Setidaknya, polisi bisa mengungkap kasus teror
yang belakangan menimbulkan tanda tanya besar di masyarakat terkait motifnya. Selama
ini masyarakat memang sering disuguhi tontotan tentang kesuksesan Densus 88
dalam menangkap para terduga teroris.
Sayangnya, seolah adu cepat dengan gerakan
unit khusus ini, sel-sel teroris juga berkembang sedemikian cepat. Hingga,
tetap saja ada pelaku teror yang siap
menebar ancaman baru.
Teroris seperti artinya,
memang berhasil menebar teror pada masyarakat. Meski aksi mereka menimbulkan
keresahan, tetapi ada banyak teror lain yang lebih berbahaya.
Bagi saya, teror yang paling berbahaya tapi tak begitu disadari dampaknya adalah korupsi. Seperti
halnya teroris, sel teror satu ini telah menyebar luas.
Jika definisi korupsi hanya dibatasi pada
dampak yang menimbulkan kerugian negara, mungkin saya dan kebanyakan anda tak
termasuk dalam kategori koruptor. Sebab, tak masuk dalam kelompok orang yang
mengelola anggaran negara.
Tetapi, apakah orang yang
menikmati uang dari hasil korupsi tidak bisa disebut ikut korupsi atau
koruptor? Apalagi, secara nyata mereka tahu jika uang tersebut adalah hasil korupsi?
Makanya, pernyataan wakil menteri hukum dan hak azazi manusia (Wamenkumham)
Deny Indrayana yang menuai kontroversi terkait pernyataannya jika pengacara
koruptor adalah koruptor itu sendiri cukup menggelitik.
Itu mungkin hanya sebagian
contoh saja. Bagaimana jika saya atau anda menerima pemberian yang juga hasil
korupsi. Bagaimana jika saya atau anda melakukan tindakan yang secara sadar
telah merugikan banyak orang? Apakah
saya atau anda juga layak disebut koruptor?
Secara langsung mungkin
tidak, tapi secara tidak langsung kita telah ikut menikmati hasil korupsi.

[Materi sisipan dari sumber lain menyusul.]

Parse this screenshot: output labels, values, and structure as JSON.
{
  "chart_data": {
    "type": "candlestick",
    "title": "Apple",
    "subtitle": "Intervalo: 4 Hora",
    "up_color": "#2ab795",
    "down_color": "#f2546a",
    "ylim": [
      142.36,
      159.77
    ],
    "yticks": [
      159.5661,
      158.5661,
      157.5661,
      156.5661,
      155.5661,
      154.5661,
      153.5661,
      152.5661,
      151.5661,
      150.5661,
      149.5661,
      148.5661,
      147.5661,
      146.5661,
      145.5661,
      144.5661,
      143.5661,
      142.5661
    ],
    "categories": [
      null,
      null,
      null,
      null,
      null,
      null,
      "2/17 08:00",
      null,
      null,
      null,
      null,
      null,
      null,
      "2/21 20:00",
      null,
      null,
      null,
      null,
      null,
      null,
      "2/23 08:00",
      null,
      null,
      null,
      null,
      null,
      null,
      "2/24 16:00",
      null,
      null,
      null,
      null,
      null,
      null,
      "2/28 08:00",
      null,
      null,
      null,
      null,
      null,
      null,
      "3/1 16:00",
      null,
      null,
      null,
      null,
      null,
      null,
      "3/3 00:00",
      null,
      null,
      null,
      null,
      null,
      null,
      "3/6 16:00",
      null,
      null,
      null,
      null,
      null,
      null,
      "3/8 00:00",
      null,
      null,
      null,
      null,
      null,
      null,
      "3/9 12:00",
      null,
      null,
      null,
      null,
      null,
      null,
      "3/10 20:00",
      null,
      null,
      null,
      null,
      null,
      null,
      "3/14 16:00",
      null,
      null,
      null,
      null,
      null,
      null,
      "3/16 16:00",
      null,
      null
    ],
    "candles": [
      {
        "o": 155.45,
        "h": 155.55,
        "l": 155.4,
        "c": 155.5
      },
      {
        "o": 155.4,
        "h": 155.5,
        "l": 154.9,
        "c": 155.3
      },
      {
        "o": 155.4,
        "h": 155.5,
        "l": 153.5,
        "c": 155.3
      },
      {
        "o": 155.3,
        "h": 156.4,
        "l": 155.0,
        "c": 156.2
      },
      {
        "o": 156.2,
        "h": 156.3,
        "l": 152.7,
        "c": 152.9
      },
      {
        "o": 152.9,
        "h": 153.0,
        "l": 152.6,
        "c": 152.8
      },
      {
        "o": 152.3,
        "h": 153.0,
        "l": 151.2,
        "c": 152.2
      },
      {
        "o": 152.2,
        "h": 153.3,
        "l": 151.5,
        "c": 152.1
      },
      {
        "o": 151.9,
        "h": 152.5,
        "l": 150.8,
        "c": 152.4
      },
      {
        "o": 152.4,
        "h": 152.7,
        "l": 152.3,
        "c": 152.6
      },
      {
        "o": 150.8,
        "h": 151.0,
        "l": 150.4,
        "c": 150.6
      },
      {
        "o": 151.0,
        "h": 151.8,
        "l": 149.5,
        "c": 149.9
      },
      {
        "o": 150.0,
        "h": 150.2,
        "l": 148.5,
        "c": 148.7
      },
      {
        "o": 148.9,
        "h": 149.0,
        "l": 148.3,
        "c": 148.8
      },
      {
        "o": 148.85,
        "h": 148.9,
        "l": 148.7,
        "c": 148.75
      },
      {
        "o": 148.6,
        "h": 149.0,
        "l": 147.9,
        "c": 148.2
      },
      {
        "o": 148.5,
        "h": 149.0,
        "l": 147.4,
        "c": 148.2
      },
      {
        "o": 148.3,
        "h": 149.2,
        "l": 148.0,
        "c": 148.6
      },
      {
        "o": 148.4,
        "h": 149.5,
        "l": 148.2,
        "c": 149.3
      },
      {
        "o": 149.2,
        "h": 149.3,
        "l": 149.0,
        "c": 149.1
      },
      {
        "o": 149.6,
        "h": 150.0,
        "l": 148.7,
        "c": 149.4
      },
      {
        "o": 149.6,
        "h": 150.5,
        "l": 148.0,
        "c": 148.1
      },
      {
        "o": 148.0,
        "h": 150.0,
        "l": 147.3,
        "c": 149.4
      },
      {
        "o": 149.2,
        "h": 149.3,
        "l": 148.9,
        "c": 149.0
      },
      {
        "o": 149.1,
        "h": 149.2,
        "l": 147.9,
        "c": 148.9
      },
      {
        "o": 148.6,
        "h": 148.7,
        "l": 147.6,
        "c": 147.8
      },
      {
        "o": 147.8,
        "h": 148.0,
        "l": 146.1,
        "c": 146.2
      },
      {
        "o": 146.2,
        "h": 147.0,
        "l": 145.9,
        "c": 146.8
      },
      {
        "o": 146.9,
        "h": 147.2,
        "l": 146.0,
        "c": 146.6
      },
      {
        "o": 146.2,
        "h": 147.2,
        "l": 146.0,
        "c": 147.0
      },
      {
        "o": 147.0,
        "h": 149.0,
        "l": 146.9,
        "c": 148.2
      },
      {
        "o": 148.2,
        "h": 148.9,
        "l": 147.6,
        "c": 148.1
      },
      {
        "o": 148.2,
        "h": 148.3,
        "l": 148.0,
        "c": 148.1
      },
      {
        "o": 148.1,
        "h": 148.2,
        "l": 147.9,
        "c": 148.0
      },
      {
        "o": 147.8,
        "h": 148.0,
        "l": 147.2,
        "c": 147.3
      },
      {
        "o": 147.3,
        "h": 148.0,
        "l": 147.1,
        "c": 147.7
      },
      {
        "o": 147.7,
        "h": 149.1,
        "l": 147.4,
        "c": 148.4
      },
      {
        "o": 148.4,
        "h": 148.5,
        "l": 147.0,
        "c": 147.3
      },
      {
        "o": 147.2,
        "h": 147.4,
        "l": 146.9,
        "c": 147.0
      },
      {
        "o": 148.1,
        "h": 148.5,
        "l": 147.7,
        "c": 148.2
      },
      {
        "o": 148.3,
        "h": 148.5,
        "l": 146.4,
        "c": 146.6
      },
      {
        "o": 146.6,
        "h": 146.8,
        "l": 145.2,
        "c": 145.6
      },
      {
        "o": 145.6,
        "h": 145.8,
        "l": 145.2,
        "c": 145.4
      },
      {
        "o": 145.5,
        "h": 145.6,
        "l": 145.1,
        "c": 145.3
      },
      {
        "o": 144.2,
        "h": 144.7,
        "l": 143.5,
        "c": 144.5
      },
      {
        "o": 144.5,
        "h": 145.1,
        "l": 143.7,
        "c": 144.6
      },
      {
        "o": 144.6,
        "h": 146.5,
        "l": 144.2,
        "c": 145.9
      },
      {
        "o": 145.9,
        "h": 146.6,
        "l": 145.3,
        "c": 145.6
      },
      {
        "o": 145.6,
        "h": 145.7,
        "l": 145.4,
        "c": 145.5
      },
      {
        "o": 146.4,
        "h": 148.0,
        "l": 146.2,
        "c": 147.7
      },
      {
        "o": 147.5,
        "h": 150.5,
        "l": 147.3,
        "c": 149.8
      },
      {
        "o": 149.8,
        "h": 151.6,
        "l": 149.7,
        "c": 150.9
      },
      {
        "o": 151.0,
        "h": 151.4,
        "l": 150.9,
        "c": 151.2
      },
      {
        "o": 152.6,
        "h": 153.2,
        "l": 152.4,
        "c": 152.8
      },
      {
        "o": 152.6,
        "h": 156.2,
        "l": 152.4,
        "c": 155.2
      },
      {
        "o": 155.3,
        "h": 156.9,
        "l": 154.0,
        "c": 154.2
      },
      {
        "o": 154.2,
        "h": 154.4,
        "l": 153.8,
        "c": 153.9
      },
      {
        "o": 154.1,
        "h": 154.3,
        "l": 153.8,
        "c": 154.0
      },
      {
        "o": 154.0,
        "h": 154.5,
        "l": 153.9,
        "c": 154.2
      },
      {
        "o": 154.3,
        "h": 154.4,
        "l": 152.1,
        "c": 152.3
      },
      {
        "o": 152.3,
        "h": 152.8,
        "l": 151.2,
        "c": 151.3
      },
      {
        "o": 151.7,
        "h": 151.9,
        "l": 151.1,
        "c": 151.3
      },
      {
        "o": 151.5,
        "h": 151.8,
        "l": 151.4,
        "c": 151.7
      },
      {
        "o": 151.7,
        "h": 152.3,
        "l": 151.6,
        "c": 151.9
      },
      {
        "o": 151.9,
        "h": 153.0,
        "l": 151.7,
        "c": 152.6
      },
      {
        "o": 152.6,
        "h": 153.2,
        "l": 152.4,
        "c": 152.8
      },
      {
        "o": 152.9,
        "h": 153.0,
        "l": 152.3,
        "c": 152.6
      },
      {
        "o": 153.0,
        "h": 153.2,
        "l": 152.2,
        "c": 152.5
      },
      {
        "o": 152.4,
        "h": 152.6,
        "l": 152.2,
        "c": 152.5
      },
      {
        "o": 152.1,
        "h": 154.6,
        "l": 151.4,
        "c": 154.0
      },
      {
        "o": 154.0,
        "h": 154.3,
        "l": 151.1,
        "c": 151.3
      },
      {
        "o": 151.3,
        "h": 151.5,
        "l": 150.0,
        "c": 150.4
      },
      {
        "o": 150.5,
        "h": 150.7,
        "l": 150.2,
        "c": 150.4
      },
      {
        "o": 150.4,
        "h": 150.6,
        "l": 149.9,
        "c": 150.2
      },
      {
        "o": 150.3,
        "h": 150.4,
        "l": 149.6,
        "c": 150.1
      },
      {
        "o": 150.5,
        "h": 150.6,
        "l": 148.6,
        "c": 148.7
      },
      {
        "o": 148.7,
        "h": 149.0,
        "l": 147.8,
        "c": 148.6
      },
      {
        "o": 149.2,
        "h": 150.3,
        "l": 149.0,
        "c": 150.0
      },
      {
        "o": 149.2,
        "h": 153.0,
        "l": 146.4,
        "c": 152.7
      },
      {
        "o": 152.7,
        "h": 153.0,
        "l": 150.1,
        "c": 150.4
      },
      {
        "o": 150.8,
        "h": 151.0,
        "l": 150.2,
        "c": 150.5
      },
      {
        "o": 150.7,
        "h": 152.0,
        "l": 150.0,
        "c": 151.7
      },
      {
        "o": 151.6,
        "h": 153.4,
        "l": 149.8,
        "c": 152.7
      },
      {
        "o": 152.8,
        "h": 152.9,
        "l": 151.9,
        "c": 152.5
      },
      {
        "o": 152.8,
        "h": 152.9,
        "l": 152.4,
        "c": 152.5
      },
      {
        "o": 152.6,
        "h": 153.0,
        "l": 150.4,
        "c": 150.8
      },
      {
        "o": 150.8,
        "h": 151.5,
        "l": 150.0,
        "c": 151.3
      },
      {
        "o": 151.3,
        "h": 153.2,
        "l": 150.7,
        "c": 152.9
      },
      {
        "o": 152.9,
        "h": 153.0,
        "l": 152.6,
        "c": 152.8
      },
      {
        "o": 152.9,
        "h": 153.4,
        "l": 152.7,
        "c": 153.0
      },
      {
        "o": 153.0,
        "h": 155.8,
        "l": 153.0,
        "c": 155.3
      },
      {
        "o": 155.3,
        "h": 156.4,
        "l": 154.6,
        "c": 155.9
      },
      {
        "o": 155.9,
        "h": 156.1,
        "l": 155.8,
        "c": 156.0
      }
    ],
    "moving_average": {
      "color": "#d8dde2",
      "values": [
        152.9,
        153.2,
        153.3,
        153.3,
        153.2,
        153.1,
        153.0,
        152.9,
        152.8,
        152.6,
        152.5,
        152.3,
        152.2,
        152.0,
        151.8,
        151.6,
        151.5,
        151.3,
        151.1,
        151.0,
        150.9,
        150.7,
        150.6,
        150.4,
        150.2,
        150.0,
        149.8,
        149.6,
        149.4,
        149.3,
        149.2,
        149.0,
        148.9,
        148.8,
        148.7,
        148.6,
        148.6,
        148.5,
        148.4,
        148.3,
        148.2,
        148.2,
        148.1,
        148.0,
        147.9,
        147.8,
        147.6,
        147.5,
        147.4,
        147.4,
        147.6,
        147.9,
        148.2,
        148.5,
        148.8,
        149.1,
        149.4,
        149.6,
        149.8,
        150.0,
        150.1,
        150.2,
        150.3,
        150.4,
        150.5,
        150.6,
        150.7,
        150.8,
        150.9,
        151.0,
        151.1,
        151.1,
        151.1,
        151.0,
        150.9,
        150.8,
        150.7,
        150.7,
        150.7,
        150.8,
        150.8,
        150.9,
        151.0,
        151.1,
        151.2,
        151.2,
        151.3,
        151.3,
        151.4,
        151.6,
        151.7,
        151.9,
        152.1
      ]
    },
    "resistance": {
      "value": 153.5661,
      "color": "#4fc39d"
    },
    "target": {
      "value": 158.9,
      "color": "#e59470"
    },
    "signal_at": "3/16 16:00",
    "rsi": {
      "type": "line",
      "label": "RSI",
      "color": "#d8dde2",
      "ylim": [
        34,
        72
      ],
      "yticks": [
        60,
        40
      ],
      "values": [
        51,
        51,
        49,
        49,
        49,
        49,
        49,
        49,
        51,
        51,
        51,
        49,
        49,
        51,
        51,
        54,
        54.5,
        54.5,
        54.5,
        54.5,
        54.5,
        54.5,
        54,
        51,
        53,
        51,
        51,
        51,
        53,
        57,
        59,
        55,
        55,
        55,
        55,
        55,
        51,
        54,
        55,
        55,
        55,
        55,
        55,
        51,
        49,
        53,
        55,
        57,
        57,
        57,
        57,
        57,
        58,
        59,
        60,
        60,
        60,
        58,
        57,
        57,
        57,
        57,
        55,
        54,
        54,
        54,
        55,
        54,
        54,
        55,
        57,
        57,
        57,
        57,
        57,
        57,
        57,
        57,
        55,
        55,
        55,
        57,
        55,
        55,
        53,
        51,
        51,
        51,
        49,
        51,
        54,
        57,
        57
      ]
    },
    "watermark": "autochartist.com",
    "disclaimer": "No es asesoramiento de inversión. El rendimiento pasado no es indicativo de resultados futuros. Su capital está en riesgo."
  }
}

Secara otomatis, saya dan anda sekalian telah menumbuh kembangkan budaya
korupsi yang memang telah mengakar.
Secara tidak sadar, saya,
anda, kita semua, telah terbelenggu pada satu jenis teror ini. Larut di
dalamnya, memanfaatkannya.
Memberantas korupsi tidak
hanya menjadi pekerjaan rumah (PR) para penegak hukum saja. Mengharapkan
korupsi hilang dari negara kita dengan sistem hukum yang sudah terbentuk,
bukanlah solusi.
Seperti halnya para teroris
yang terus mengembangkan sel-selnya, para koruptor juga selalu mencari celah
untuk bisa lepas dari jerat hukum. Baik dengan menyewa pengacara handal,
menyuap hakim, atau cara-cara lainnya.
Kita juga tak bisa bergantung
pada produk hukum yang ada untuk memberantas korupsi. Sebab, pembuat produk
hukum itu sendiri juga punya kepentingan untuk bisa lepas dari jerat korupsi.
Lalu, kepada siapa kita
bergantung dalam pemberantasan teror korupsi? Seperti diskusi awak redaksi
Radar Kediri Kamis (30/8) lalu, ada salah seorang teman yang saking putus
asanya dengan korupsi yang merajalela menyebut pemberantasan korupsi hanya bisa
dilakukan dengan mengubah cara pandang kita terhadap korupsi. Jika selama ini
korupsi dipersepsikan sebagai hal yang negatif, mindset kita diminta mengubah
persepsi korupsi sebagai hal yang positif karena memang semua sudah
melakukannya. Apakah memang hanya itu caranya?